A small but growing number of architects, building engineers and scientists who design building products are looking to animals and plants for inspiration to address the challenge of being kind to the Earth while retooling the manmade environment.
Wild creatures have been adapting to their natural worlds longer than us and may have answers to the riddle of building shelter while conserving resources. And avoiding pollution. And slowing down the burning of coal and oil for electricity and so many modern comforts.
An Oregon State University chemist studied mussels clinging to rocks at a Newport-area beach and found a naturally occurring chemical model for a new adhesive to replace the formaldehyde that commonly emits toxic fumes in kitchen cabinets.

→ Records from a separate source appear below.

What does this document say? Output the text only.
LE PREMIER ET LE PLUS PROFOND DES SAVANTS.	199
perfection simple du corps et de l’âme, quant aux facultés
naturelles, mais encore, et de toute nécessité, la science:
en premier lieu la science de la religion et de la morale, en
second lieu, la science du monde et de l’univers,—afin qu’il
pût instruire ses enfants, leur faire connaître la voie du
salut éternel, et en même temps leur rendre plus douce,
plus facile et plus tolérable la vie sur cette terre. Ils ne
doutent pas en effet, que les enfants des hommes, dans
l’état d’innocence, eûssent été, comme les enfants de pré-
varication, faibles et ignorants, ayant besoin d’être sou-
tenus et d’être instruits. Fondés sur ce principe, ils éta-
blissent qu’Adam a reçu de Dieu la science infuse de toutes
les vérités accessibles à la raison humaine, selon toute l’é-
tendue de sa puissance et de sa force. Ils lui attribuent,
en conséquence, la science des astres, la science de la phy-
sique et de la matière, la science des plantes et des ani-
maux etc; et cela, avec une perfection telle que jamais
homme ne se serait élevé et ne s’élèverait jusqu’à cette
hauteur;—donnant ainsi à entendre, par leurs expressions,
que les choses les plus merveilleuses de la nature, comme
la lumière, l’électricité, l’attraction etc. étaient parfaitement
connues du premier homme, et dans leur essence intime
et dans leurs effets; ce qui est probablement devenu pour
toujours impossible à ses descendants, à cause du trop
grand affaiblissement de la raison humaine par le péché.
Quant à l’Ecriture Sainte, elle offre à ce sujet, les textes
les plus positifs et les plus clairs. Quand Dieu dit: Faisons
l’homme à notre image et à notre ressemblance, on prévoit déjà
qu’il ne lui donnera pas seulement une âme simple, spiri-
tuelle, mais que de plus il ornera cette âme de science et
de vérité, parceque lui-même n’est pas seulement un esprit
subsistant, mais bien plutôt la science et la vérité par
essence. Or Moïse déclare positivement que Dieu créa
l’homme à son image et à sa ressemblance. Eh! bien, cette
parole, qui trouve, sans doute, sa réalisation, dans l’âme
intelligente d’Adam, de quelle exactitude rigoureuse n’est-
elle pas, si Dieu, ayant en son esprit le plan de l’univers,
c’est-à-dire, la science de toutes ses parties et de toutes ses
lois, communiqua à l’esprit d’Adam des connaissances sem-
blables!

Farther afield, in Zimbabwe, where searing summers boost sky-high air-conditioning costs, architects looked to termites. They found that the tall dirt termite mounds we see only on the Discovery channel may well be situated in 100-plus-degree environments but have interior tunnels, top to bottom, averaging 87 degrees Fahrenheit.
That would be called passive air conditioning, in which hot air is naturally expelled, trapping cool air within. Buildings can do that, the architects figured, so they designed and built a shopping mall/office center that cools itself, mimicking the mound.
Result: $3.5 million saved, 75 percent less energy needed for cooling, and no A/C as we know it. Yet everyone's comfy.